GPT-NER: Named Entity Recognition via Large Language Models
- URL: http://arxiv.org/abs/2304.10428v4
- Date: Sat, 7 Oct 2023 14:25:28 GMT
- Title: GPT-NER: Named Entity Recognition via Large Language Models
- Authors: Shuhe Wang, Xiaofei Sun, Xiaoya Li, Rongbin Ouyang, Fei Wu, Tianwei
Zhang, Jiwei Li, Guoyin Wang
- Abstract summary: GPT-NER transforms the sequence labeling task to a generation task that can be easily adapted by Language Models.
We find that GPT-NER exhibits a greater ability in the low-resource and few-shot setups, when the amount of training data is extremely scarce.
This demonstrates the capabilities of GPT-NER in real-world NER applications where the number of labeled examples is limited.
- Score: 58.609582116612934
- License: http://creativecommons.org/licenses/by/4.0/
- Abstract: Despite the fact that large-scale Language Models (LLM) have achieved SOTA
performances on a variety of NLP tasks, its performance on NER is still
significantly below supervised baselines. This is due to the gap between the
two tasks the NER and LLMs: the former is a sequence labeling task in nature
while the latter is a text-generation model.
In this paper, we propose GPT-NER to resolve this issue. GPT-NER bridges the
gap by transforming the sequence labeling task to a generation task that can be
easily adapted by LLMs e.g., the task of finding location entities in the input
text "Columbus is a city" is transformed to generate the text sequence
"@@Columbus## is a city", where special tokens @@## marks the entity to
extract. To efficiently address the "hallucination" issue of LLMs, where LLMs
have a strong inclination to over-confidently label NULL inputs as entities, we
propose a self-verification strategy by prompting LLMs to ask itself whether
the extracted entities belong to a labeled entity tag.

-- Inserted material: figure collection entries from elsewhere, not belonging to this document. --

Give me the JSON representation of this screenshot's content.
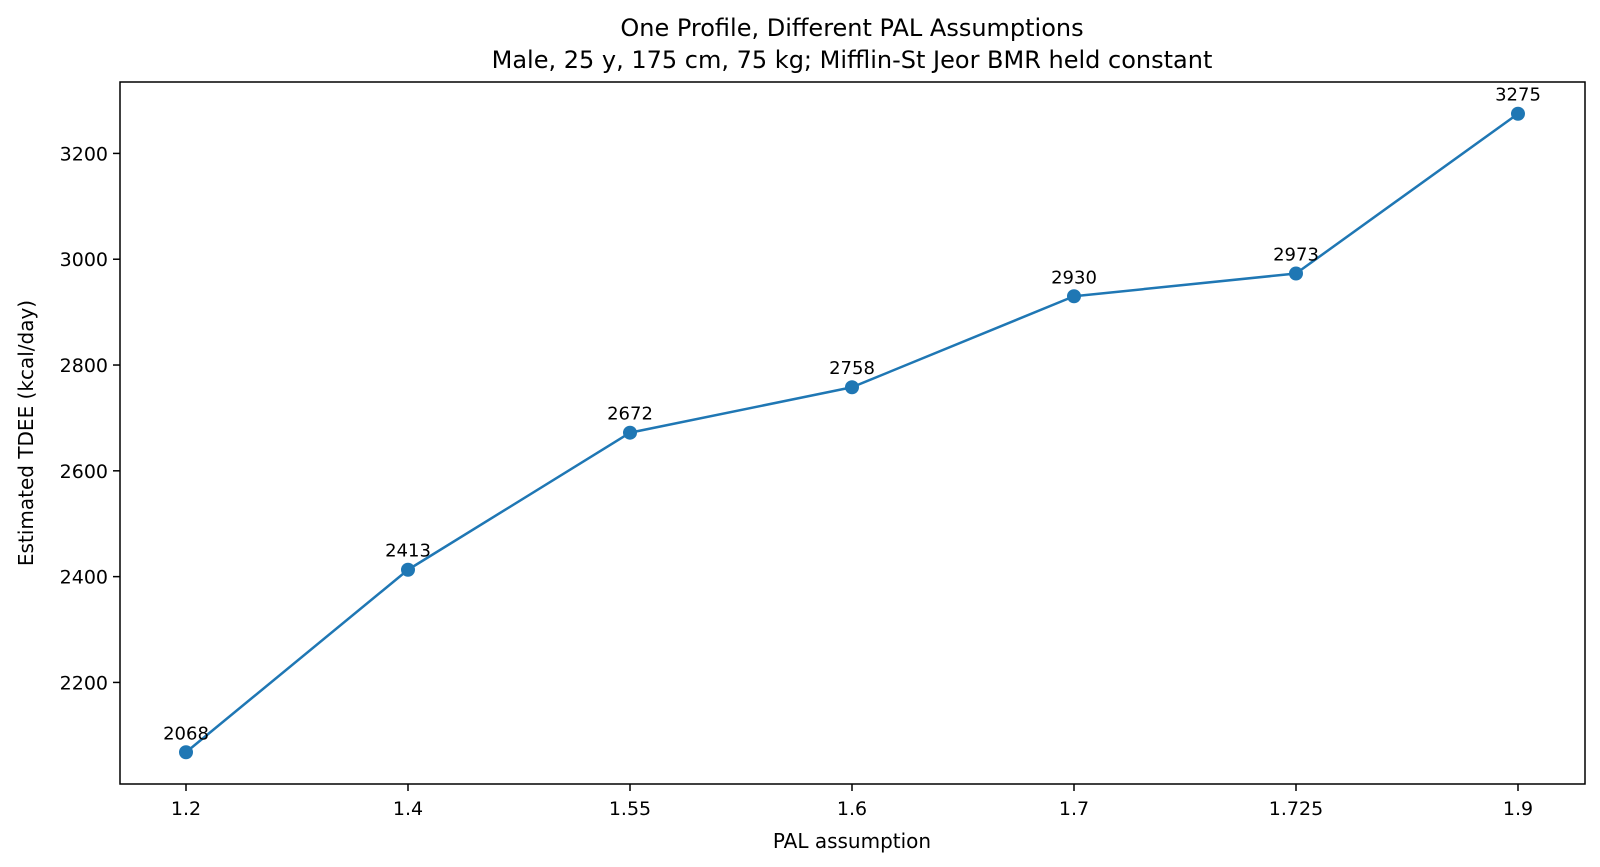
{
  "chart_data": {
    "type": "line",
    "title": "One Profile, Different PAL Assumptions",
    "subtitle": "Male, 25 y, 175 cm, 75 kg; Mifflin-St Jeor BMR held constant",
    "xlabel": "PAL assumption",
    "ylabel": "Estimated TDEE (kcal/day)",
    "categories": [
      "1.2",
      "1.4",
      "1.55",
      "1.6",
      "1.7",
      "1.725",
      "1.9"
    ],
    "series": [
      {
        "values": [
          2068,
          2413,
          2672,
          2758,
          2930,
          2973,
          3275
        ],
        "labels": [
          "2068",
          "2413",
          "2672",
          "2758",
          "2930",
          "2973",
          "3275"
        ],
        "color": "#1f77b4",
        "marker": "circle"
      }
    ],
    "yticks": [
      "2200",
      "2400",
      "2600",
      "2800",
      "3000",
      "3200"
    ],
    "ylim": [
      2008,
      3335
    ],
    "grid": false,
    "legend": "none"
  }
}
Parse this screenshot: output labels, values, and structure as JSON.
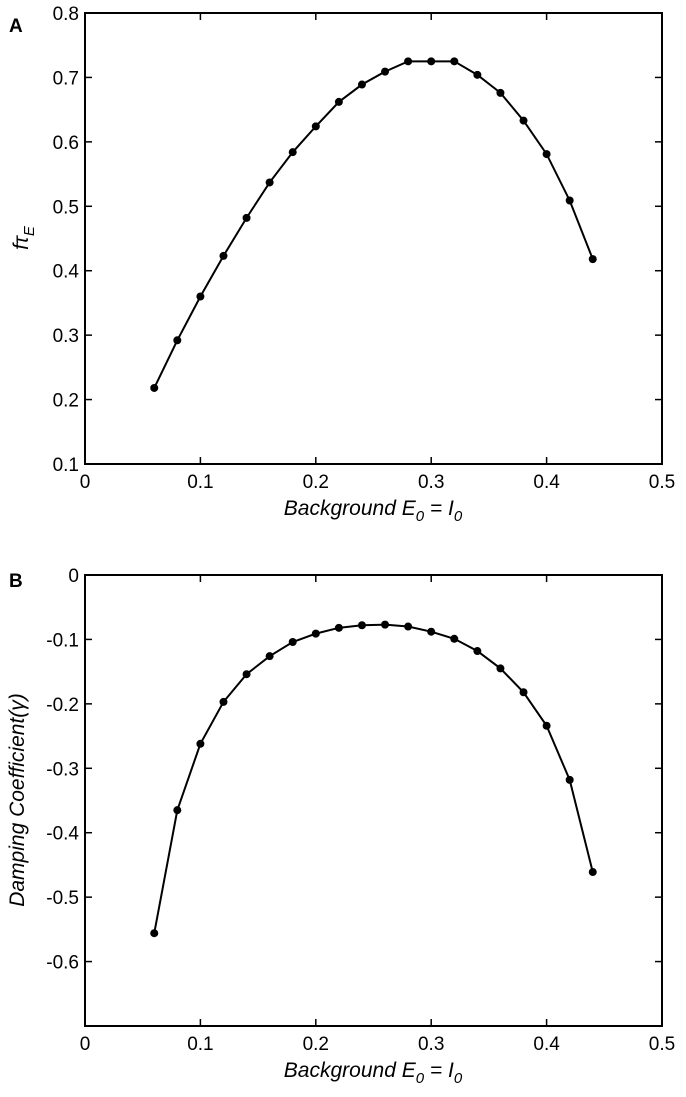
{
  "chart_data": [
    {
      "panel": "A",
      "type": "line",
      "title": "",
      "xlabel": "Background E0 = I0",
      "ylabel": "fτE",
      "xlim": [
        0,
        0.5
      ],
      "ylim": [
        0.1,
        0.8
      ],
      "xticks": [
        0,
        0.1,
        0.2,
        0.3,
        0.4,
        0.5
      ],
      "xtick_labels": [
        "0",
        "0.1",
        "0.2",
        "0.3",
        "0.4",
        "0.5"
      ],
      "yticks": [
        0.1,
        0.2,
        0.3,
        0.4,
        0.5,
        0.6,
        0.7,
        0.8
      ],
      "ytick_labels": [
        "0.1",
        "0.2",
        "0.3",
        "0.4",
        "0.5",
        "0.6",
        "0.7",
        "0.8"
      ],
      "grid": false,
      "marker": "circle",
      "color": "#000000",
      "x": [
        0.06,
        0.08,
        0.1,
        0.12,
        0.14,
        0.16,
        0.18,
        0.2,
        0.22,
        0.24,
        0.26,
        0.28,
        0.3,
        0.32,
        0.34,
        0.36,
        0.38,
        0.4,
        0.42,
        0.44
      ],
      "y": [
        0.218,
        0.292,
        0.36,
        0.423,
        0.482,
        0.537,
        0.584,
        0.624,
        0.662,
        0.689,
        0.709,
        0.725,
        0.725,
        0.725,
        0.704,
        0.676,
        0.633,
        0.581,
        0.509,
        0.418
      ]
    },
    {
      "panel": "B",
      "type": "line",
      "title": "",
      "xlabel": "Background E0 = I0",
      "ylabel": "Damping Coefficient(γ)",
      "xlim": [
        0,
        0.5
      ],
      "ylim": [
        -0.7,
        0
      ],
      "xticks": [
        0,
        0.1,
        0.2,
        0.3,
        0.4,
        0.5
      ],
      "xtick_labels": [
        "0",
        "0.1",
        "0.2",
        "0.3",
        "0.4",
        "0.5"
      ],
      "yticks": [
        0,
        -0.1,
        -0.2,
        -0.3,
        -0.4,
        -0.5,
        -0.6
      ],
      "ytick_labels": [
        "0",
        "-0.1",
        "-0.2",
        "-0.3",
        "-0.4",
        "-0.5",
        "-0.6"
      ],
      "grid": false,
      "marker": "circle",
      "color": "#000000",
      "x": [
        0.06,
        0.08,
        0.1,
        0.12,
        0.14,
        0.16,
        0.18,
        0.2,
        0.22,
        0.24,
        0.26,
        0.28,
        0.3,
        0.32,
        0.34,
        0.36,
        0.38,
        0.4,
        0.42,
        0.44
      ],
      "y": [
        -0.556,
        -0.365,
        -0.262,
        -0.197,
        -0.154,
        -0.126,
        -0.104,
        -0.091,
        -0.082,
        -0.078,
        -0.077,
        -0.08,
        -0.088,
        -0.099,
        -0.118,
        -0.145,
        -0.182,
        -0.234,
        -0.318,
        -0.461
      ]
    }
  ],
  "xlabel_parts": {
    "main": "Background E",
    "sub1": "0",
    "mid": " = I",
    "sub2": "0"
  },
  "ylabel_a_parts": {
    "main": "fτ",
    "sub": "E"
  },
  "ylabel_b": "Damping Coefficient(γ)",
  "panel_letters": [
    "A",
    "B"
  ]
}
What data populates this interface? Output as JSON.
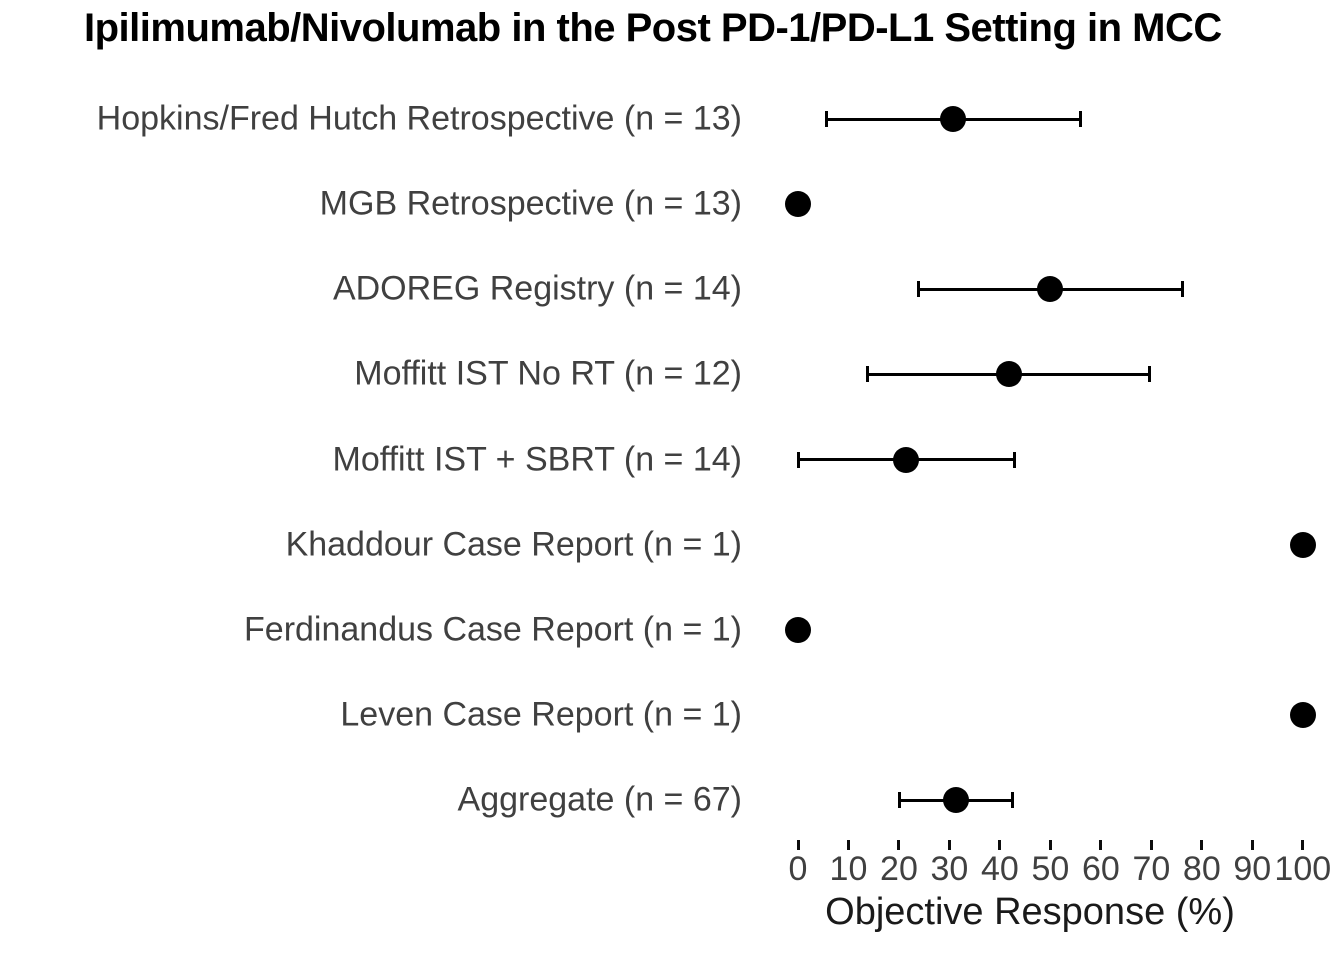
{
  "chart_data": {
    "type": "scatter",
    "subtype": "forest-plot",
    "title": "Ipilimumab/Nivolumab in the Post PD-1/PD-L1 Setting in MCC",
    "xlabel": "Objective Response (%)",
    "xlim": [
      0,
      100
    ],
    "xticks": [
      0,
      10,
      20,
      30,
      40,
      50,
      60,
      70,
      80,
      90,
      100
    ],
    "grid": false,
    "legend": "none",
    "marker_color": "#000000",
    "error_bar_color": "#000000",
    "label_color": "#404040",
    "title_color": "#000000",
    "studies": [
      {
        "label": "Hopkins/Fred Hutch Retrospective (n = 13)",
        "orr": 30.8,
        "ci_low": 5.7,
        "ci_high": 55.9
      },
      {
        "label": "MGB Retrospective (n = 13)",
        "orr": 0,
        "ci_low": null,
        "ci_high": null
      },
      {
        "label": "ADOREG Registry (n = 14)",
        "orr": 50.0,
        "ci_low": 23.8,
        "ci_high": 76.2
      },
      {
        "label": "Moffitt IST No RT (n = 12)",
        "orr": 41.7,
        "ci_low": 13.8,
        "ci_high": 69.6
      },
      {
        "label": "Moffitt IST + SBRT (n = 14)",
        "orr": 21.4,
        "ci_low": 0,
        "ci_high": 42.9
      },
      {
        "label": "Khaddour Case Report (n = 1)",
        "orr": 100,
        "ci_low": null,
        "ci_high": null
      },
      {
        "label": "Ferdinandus Case Report (n = 1)",
        "orr": 0,
        "ci_low": null,
        "ci_high": null
      },
      {
        "label": "Leven Case Report (n = 1)",
        "orr": 100,
        "ci_low": null,
        "ci_high": null
      },
      {
        "label": "Aggregate (n = 67)",
        "orr": 31.3,
        "ci_low": 20.2,
        "ci_high": 42.5
      }
    ]
  }
}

We conduct experiments on five widely adopted NER datasets, and GPT-NER
achieves comparable performances to fully supervised baselines, which is the
first time as far as we are concerned. More importantly, we find that GPT-NER
exhibits a greater ability in the low-resource and few-shot setups, when the
amount of training data is extremely scarce, GPT-NER performs significantly
better than supervised models. This demonstrates the capabilities of GPT-NER in
real-world NER applications where the number of labeled examples is limited.